O que salvou Lula a médio e longo prazo foi, antes de tudo, impedir que Gilmar (Mendes, Ministro do STF) tomasse posse (como ministro). Aí ele não vai precisar dizer "não estou tentando salvar a Dilma". Ele pode dizer: "Eu tentei e fui rejeitado". Teria sido o melhor mundo do mundo para ele se não tivesse sido pego. Mas a prisão acabou atrasando (por quatro anos) seu retorno político. 

Se ele tivesse assumido o ministério mesmo evitando a queda de Dilma, acho que  a crise econômica não teria sido evitada. Ele viu a necessidade de um ajuste econômico e propôs Henrik Meirelles como ministro da Fazenda. Então ele teve que pensar sobre a crise. Era o abraço de um homem se afogando. Não havia como escapar. 

Então ele hesitou (em assumir o ministério). O que realmente aconteceu foi que  Lula não foi autorizado a se tornar ministro. Ele foi finalmente condenado e preso pela Lava Yato. Isso lhe deu a oportunidade de se isolar durante o governo de Bolsonaro e ele aproveitou porque o PT era muito poderoso no Nordeste. . Uma base para recuperar o poder. É interessante  que esse PT poderoso não tenha nada a ver com o PT eleito em 2002. A gestão conta hoje com lideranças com experiência executiva do Nordeste (não sindicalizado de São Paulo) como Rui Costa, Wellington Dias, Camilo Santana e Flavio Dino.

Temos o Congresso vindo da direita e da direita irresponsável.

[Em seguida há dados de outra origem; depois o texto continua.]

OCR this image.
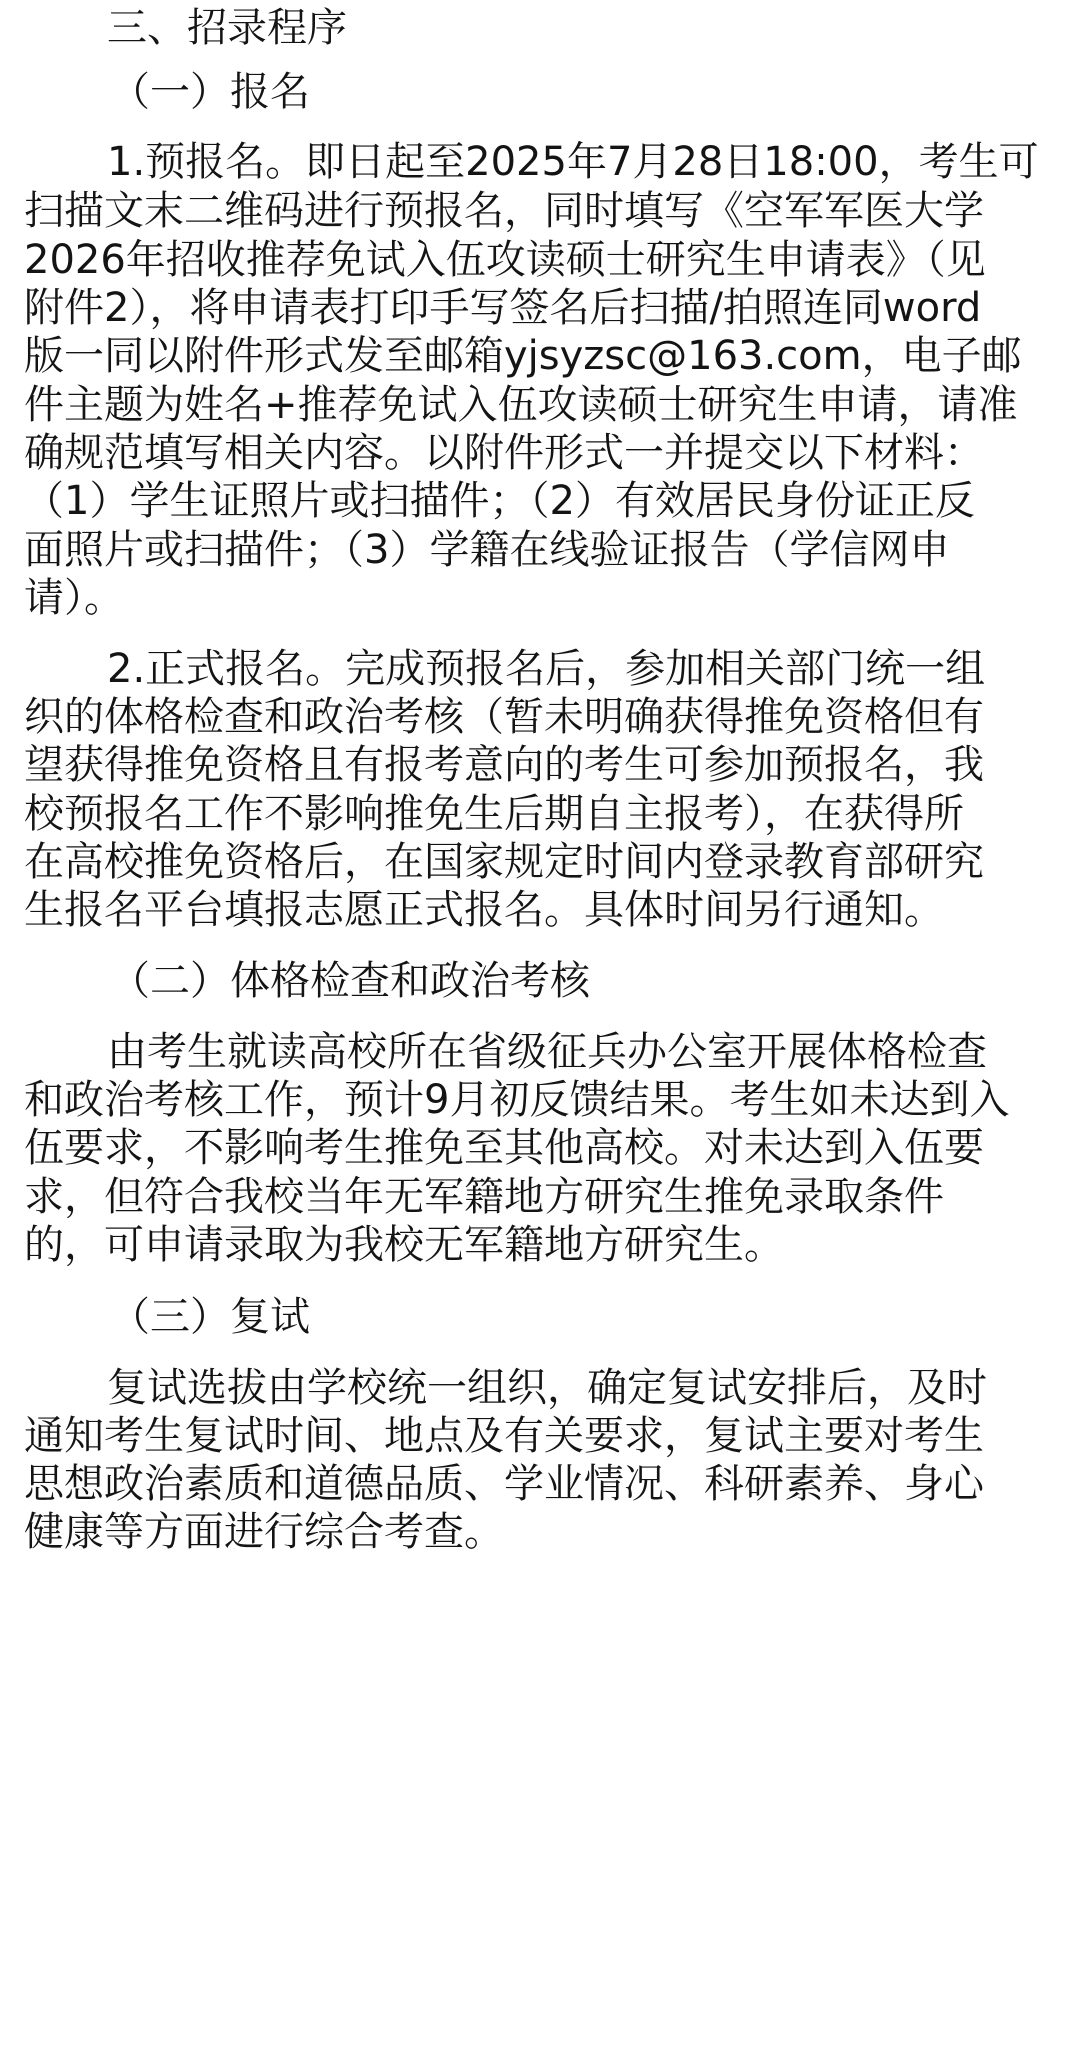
三、招录程序
（一）报名
1.预报名。即日起至2025年7月28日18:00，考生可
扫描文末二维码进行预报名，同时填写《空军军医大学
2026年招收推荐免试入伍攻读硕士研究生申请表》（见
附件2），将申请表打印手写签名后扫描/拍照连同word
版一同以附件形式发至邮箱yjsyzsc@163.com，电子邮
件主题为姓名+推荐免试入伍攻读硕士研究生申请，请准
确规范填写相关内容。以附件形式一并提交以下材料：
（1）学生证照片或扫描件；（2）有效居民身份证正反
面照片或扫描件；（3）学籍在线验证报告（学信网申
请）。
2.正式报名。完成预报名后，参加相关部门统一组
织的体格检查和政治考核（暂未明确获得推免资格但有
望获得推免资格且有报考意向的考生可参加预报名，我
校预报名工作不影响推免生后期自主报考），在获得所
在高校推免资格后，在国家规定时间内登录教育部研究
生报名平台填报志愿正式报名。具体时间另行通知。
（二）体格检查和政治考核
由考生就读高校所在省级征兵办公室开展体格检查
和政治考核工作，预计9月初反馈结果。考生如未达到入
伍要求，不影响考生推免至其他高校。对未达到入伍要
求，但符合我校当年无军籍地方研究生推免录取条件
的，可申请录取为我校无军籍地方研究生。
（三）复试
复试选拔由学校统一组织，确定复试安排后，及时
通知考生复试时间、地点及有关要求，复试主要对考生
思想政治素质和道德品质、学业情况、科研素养、身心
健康等方面进行综合考查。
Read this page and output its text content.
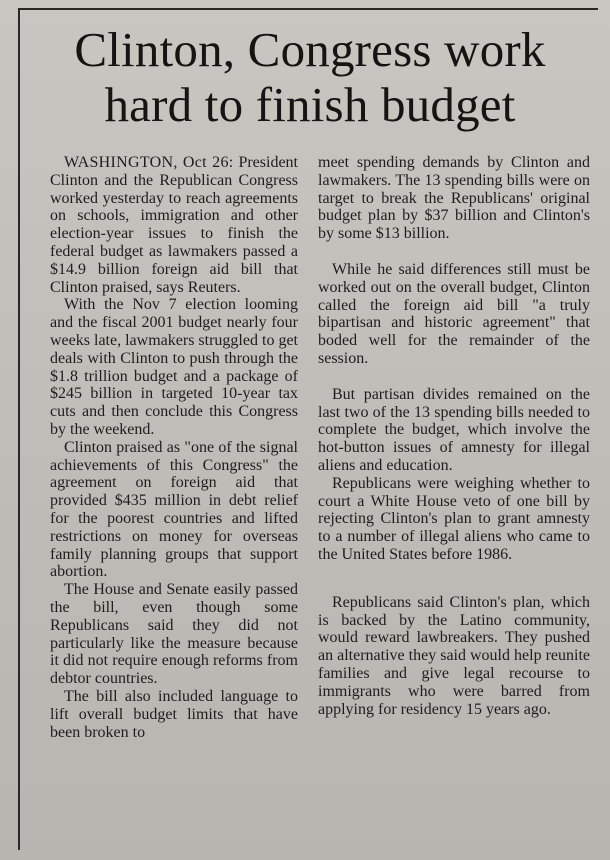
Clinton, Congress work
hard to finish budget

WASHINGTON, Oct 26: President Clinton and the Republican Congress worked yesterday to reach agreements on schools, immigration and other election-year issues to finish the federal budget as lawmakers passed a $14.9 billion foreign aid bill that Clinton praised, says Reuters.

With the Nov 7 election looming and the fiscal 2001 budget nearly four weeks late, lawmakers struggled to get deals with Clinton to push through the $1.8 trillion budget and a package of $245 billion in targeted 10-year tax cuts and then conclude this Congress by the weekend.

Clinton praised as "one of the signal achievements of this Congress" the agreement on foreign aid that provided $435 million in debt relief for the poorest countries and lifted restrictions on money for overseas family planning groups that support abortion.

The House and Senate easily passed the bill, even though some Republicans said they did not particularly like the measure because it did not require enough reforms from debtor countries.

The bill also included language to lift overall budget limits that have been broken to

meet spending demands by Clinton and lawmakers. The 13 spending bills were on target to break the Republicans' original budget plan by $37 billion and Clinton's by some $13 billion.

While he said differences still must be worked out on the overall budget, Clinton called the foreign aid bill "a truly bipartisan and historic agreement" that boded well for the remainder of the session.

But partisan divides remained on the last two of the 13 spending bills needed to complete the budget, which involve the hot-button issues of amnesty for illegal aliens and education.

Republicans were weighing whether to court a White House veto of one bill by rejecting Clinton's plan to grant amnesty to a number of illegal aliens who came to the United States before 1986.

Republicans said Clinton's plan, which is backed by the Latino community, would reward lawbreakers. They pushed an alternative they said would help reunite families and give legal recourse to immigrants who were barred from applying for residency 15 years ago.
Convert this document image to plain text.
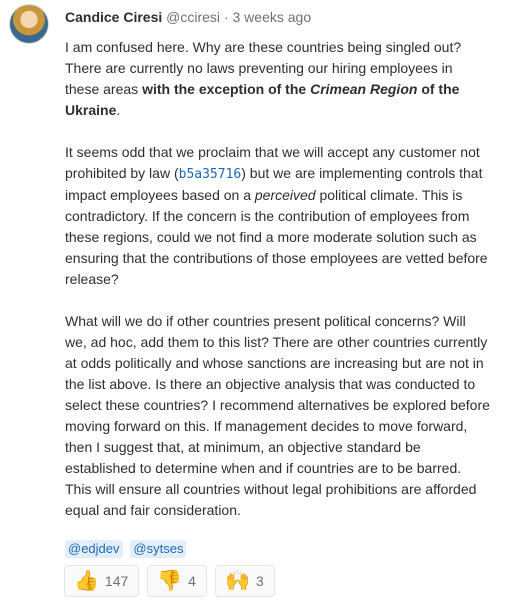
Candice Ciresi @cciresi · 3 weeks ago

I am confused here. Why are these countries being singled out? There are currently no laws preventing our hiring employees in these areas with the exception of the Crimean Region of the Ukraine.

It seems odd that we proclaim that we will accept any customer not prohibited by law (b5a35716) but we are implementing controls that impact employees based on a perceived political climate. This is contradictory. If the concern is the contribution of employees from these regions, could we not find a more moderate solution such as ensuring that the contributions of those employees are vetted before release?

What will we do if other countries present political concerns? Will we, ad hoc, add them to this list? There are other countries currently at odds politically and whose sanctions are increasing but are not in the list above. Is there an objective analysis that was conducted to select these countries? I recommend alternatives be explored before moving forward on this. If management decides to move forward, then I suggest that, at minimum, an objective standard be established to determine when and if countries are to be barred. This will ensure all countries without legal prohibitions are afforded equal and fair consideration.

@edjdev @sytses
👍 147 👎 4 🙌 3
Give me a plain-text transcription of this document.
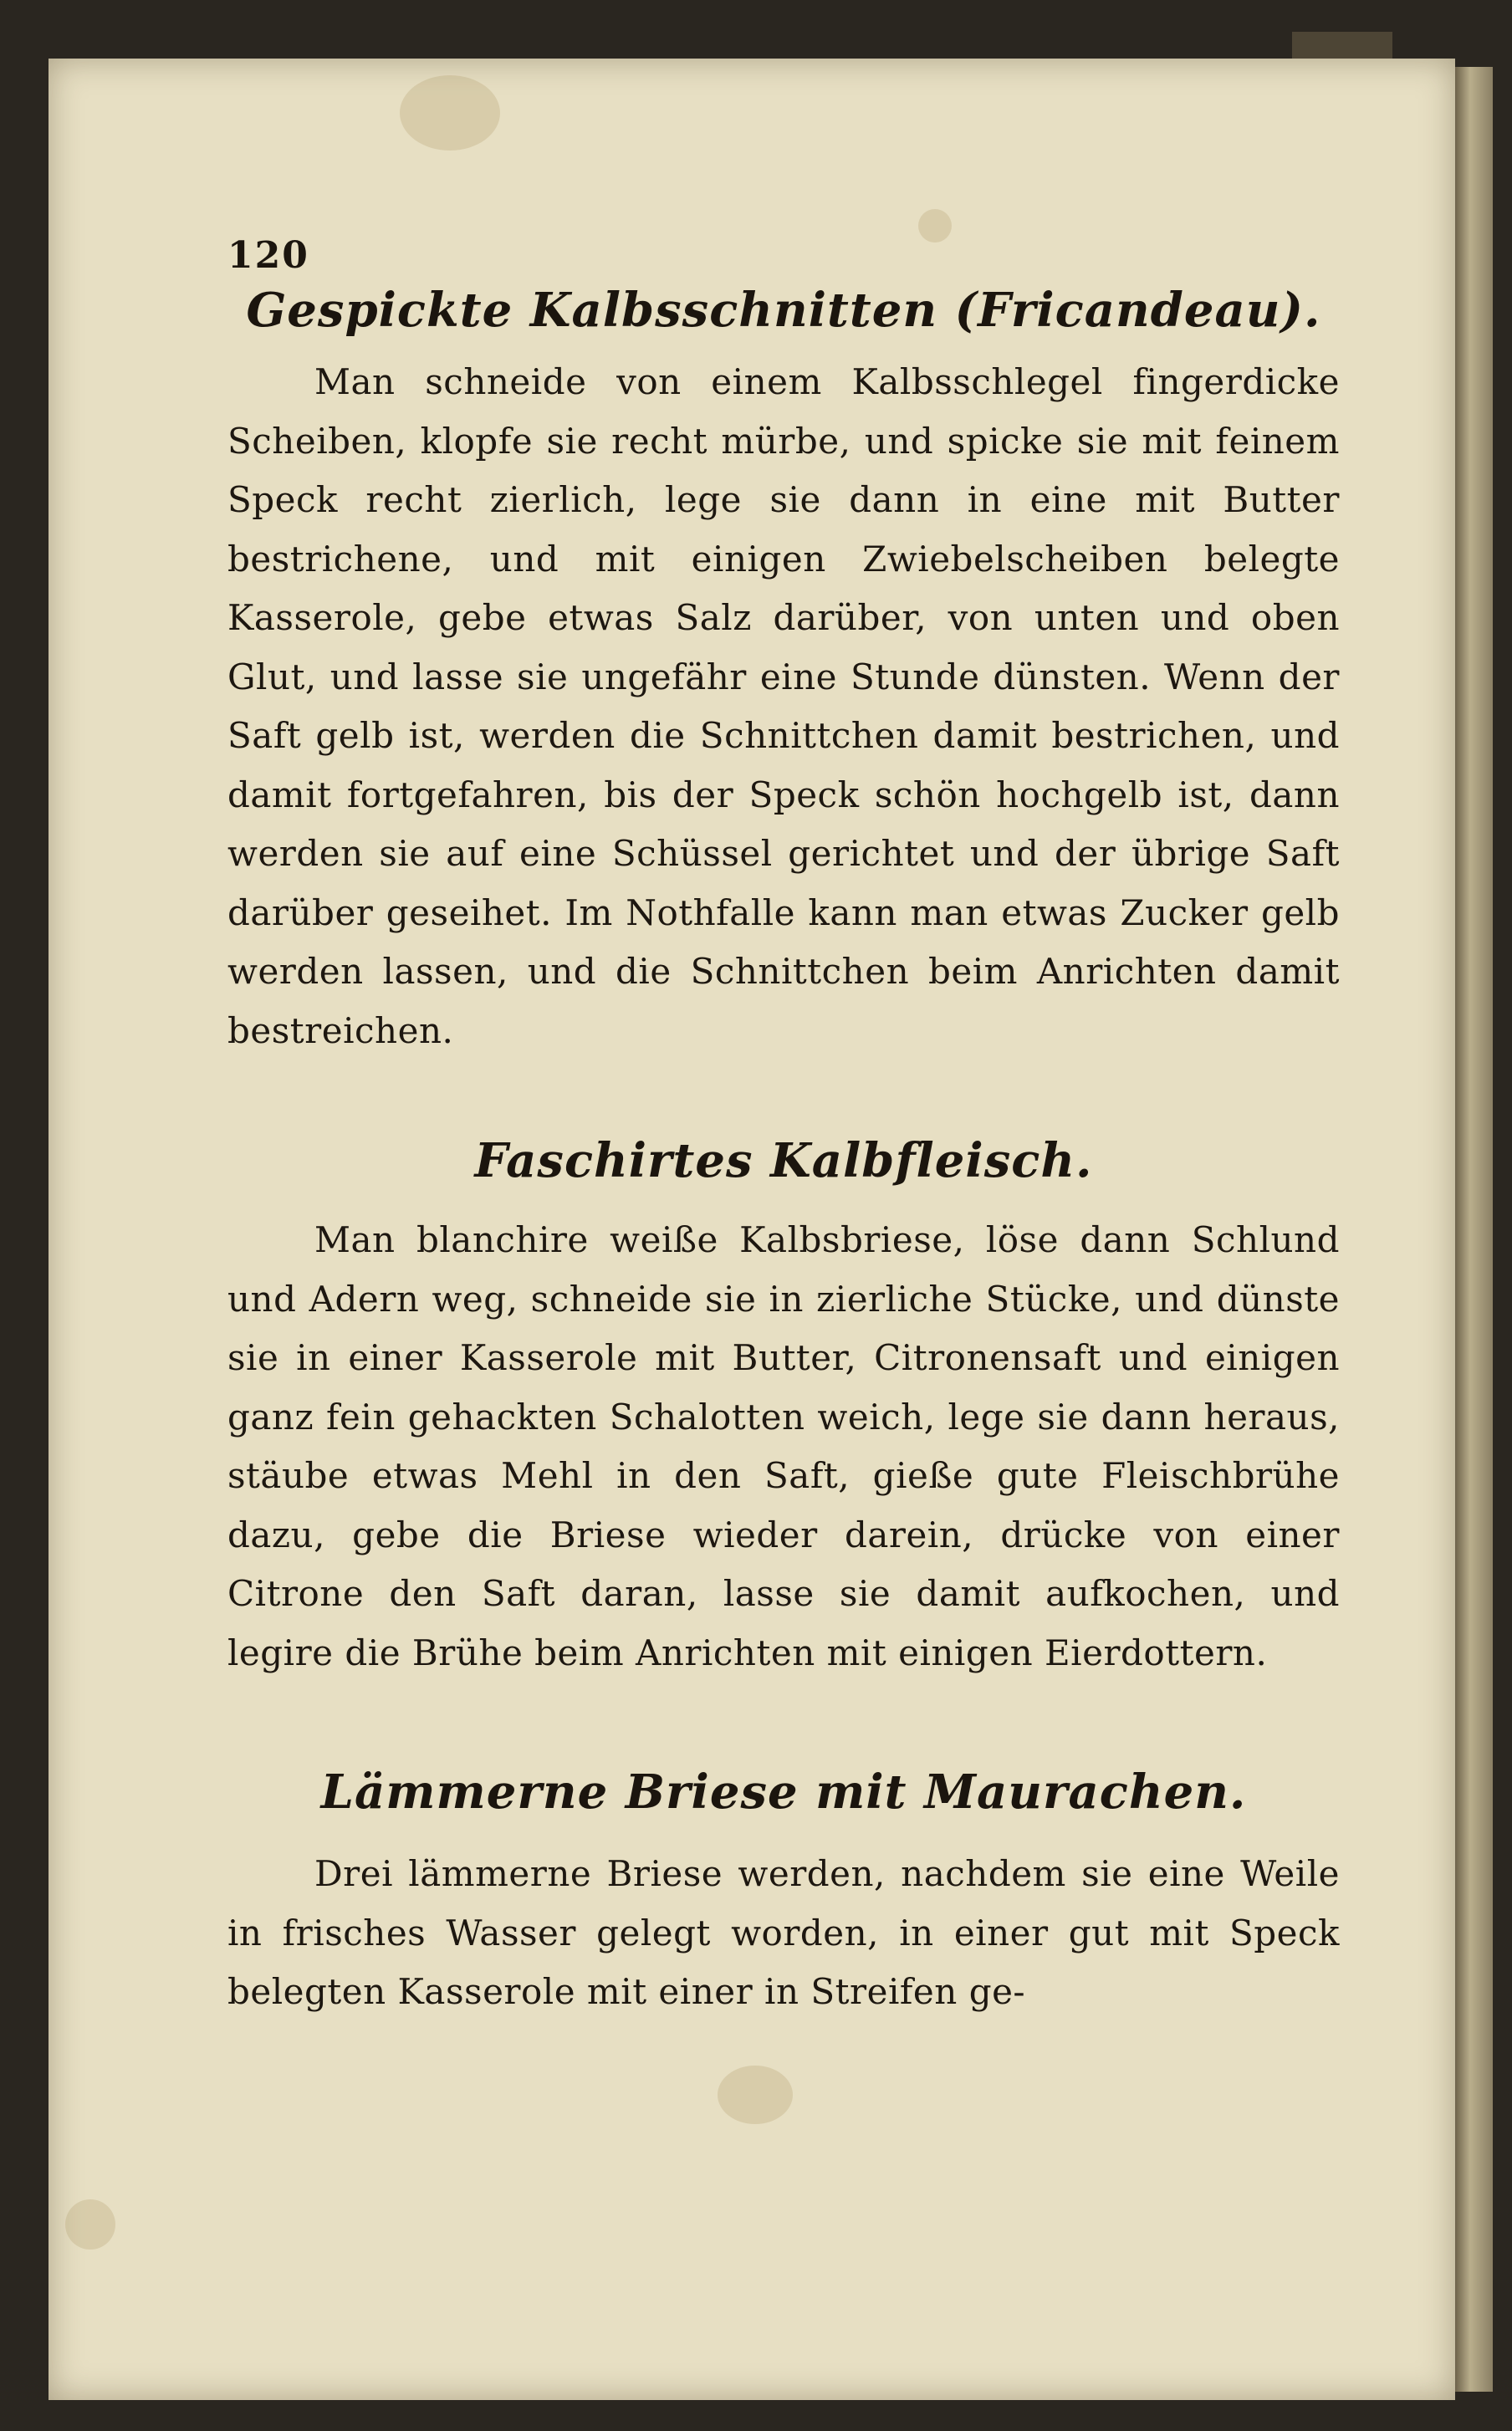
120
Gespickte Kalbsschnitten (Fricandeau).

Man schneide von einem Kalbsschlegel fingerdicke Scheiben, klopfe sie recht mürbe, und spicke sie mit feinem Speck recht zierlich, lege sie dann in eine mit Butter bestrichene, und mit einigen Zwiebelscheiben belegte Kasserole, gebe etwas Salz darüber, von unten und oben Glut, und lasse sie ungefähr eine Stunde dünsten. Wenn der Saft gelb ist, werden die Schnittchen damit bestrichen, und damit fortgefahren, bis der Speck schön hochgelb ist, dann werden sie auf eine Schüssel gerichtet und der übrige Saft darüber geseihet. Im Nothfalle kann man etwas Zucker gelb werden lassen, und die Schnittchen beim Anrichten damit bestreichen.

Faschirtes Kalbfleisch.

Man blanchire weiße Kalbsbriese, löse dann Schlund und Adern weg, schneide sie in zierliche Stücke, und dünste sie in einer Kasserole mit Butter, Citronensaft und einigen ganz fein gehackten Schalotten weich, lege sie dann heraus, stäube etwas Mehl in den Saft, gieße gute Fleischbrühe dazu, gebe die Briese wieder darein, drücke von einer Citrone den Saft daran, lasse sie damit aufkochen, und legire die Brühe beim Anrichten mit einigen Eierdottern.

Lämmerne Briese mit Maurachen.

Drei lämmerne Briese werden, nachdem sie eine Weile in frisches Wasser gelegt worden, in einer gut mit Speck belegten Kasserole mit einer in Streifen ge-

Esse é o modelo de Bolsonaro. Esta é a pessoa com quem você quer festejar. Uma pessoa que joga lacação e  não tem  interesse no que vai acontecer com a política nacional. E é por isso que é difícil ter uma conversa. Porque esses legisladores não estão interessados ​​em assumir o ministério e transformá-lo em algo para fazer. Eles querem fazer bagunça no Brasil.